DESCENSION was published in the Asheville Poetry Review in 1997, and also appeared on George Scarbrough’s reading tape, Ice Storm and Other Poems Read by the Poet, George Scarbrough (Iris Audio Publications, 1997.)

 

    DESCENSION

How rise to this
Out of unspoken pasts:
Spin-off of vulgar verb
Muttered in cowshed,

Reiterated at sty:
How come by way
Of bailiffed plot
And eyed stone,

Quern of circumstance,
Princely poll
Of tolling neighbor,
To the desmene

Of "sculpted prose"?
What fair vowel,
Dark consonant,
Was wakened when

By bright dams
Fish hung quivering
Like needles feeling
North to language,

The good word?
Serf banished,
Manumitted to
Learned accounts

Of tithe and harvest,
Collar and armband,
Dainty acceptance
Of these round O's

So cleanly spoken,
Ceaselessly winnowing
One mulls back by whit
And oddment,

Exacting toll
Of scrapped bill, journey-
Man list, landlord scroll,
To faint dark forms

Subsumed against
A flowering wall
When between black
Stubble and frost,

Litany and freakish
Speech, the wedding
Was performed
For his oafish kin.

 

© George Scarbrough, 1997.

George Scarbrough comments: "My ancestors on both sides of the family were not bookish, not always educated, often illiterate.
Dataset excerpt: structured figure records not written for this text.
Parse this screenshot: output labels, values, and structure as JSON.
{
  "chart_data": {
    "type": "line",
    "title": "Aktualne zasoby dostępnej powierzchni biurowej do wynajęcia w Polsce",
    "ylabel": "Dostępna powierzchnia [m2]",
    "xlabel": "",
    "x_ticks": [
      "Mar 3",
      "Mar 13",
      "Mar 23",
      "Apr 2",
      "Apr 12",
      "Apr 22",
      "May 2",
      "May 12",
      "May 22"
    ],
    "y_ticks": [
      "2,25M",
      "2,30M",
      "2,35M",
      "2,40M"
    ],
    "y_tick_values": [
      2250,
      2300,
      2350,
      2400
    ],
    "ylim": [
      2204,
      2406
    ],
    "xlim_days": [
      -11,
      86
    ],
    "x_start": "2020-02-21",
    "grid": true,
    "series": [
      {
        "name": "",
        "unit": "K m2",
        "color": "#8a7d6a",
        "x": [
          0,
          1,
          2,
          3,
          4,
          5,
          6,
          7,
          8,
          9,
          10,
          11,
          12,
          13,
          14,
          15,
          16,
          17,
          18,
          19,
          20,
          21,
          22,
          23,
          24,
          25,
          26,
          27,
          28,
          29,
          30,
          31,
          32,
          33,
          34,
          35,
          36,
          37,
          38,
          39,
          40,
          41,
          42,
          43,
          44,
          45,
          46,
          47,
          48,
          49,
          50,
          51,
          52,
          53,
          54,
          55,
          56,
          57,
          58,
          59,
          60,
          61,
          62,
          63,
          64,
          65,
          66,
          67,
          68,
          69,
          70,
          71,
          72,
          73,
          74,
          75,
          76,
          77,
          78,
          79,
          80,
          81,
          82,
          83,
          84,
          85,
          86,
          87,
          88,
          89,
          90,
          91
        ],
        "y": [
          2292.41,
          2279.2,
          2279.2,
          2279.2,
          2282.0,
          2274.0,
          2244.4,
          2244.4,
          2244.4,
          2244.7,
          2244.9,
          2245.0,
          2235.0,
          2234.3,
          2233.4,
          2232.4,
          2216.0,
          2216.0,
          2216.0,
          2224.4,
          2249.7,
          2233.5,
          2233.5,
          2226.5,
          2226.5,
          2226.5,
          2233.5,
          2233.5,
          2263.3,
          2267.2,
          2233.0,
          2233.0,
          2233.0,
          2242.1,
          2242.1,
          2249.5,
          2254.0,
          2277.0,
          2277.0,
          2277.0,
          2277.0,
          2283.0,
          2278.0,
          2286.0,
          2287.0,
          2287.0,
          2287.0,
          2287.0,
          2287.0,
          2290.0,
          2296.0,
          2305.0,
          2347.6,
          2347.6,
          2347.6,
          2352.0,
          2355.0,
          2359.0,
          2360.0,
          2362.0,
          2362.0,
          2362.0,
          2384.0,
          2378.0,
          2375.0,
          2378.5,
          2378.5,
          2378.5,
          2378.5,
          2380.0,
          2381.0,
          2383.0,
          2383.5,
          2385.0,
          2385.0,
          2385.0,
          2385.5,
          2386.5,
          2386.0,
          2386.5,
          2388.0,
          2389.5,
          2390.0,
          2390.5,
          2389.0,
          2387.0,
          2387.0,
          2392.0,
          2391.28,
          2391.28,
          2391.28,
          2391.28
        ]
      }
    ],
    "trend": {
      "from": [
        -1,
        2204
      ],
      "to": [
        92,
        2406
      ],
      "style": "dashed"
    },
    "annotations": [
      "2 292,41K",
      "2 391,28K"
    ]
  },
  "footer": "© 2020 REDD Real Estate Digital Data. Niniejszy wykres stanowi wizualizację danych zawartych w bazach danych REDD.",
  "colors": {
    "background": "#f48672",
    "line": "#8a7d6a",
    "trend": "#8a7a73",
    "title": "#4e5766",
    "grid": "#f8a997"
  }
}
One grandfather was educated, however, my mother’s father, Jospeh Leander McDowell. Teacher, preacher, and medical doctor, he may have infected me with the gift of gab. However it was, I was the "talking bird"—the writer in my family. Some have remarked that I am a good writer, albeit hardly a writer of "sculpted prose," as one critic said of my novel, A Summer Ago. This poem is the result of my trying to solve the linguistic puzzle my family presents."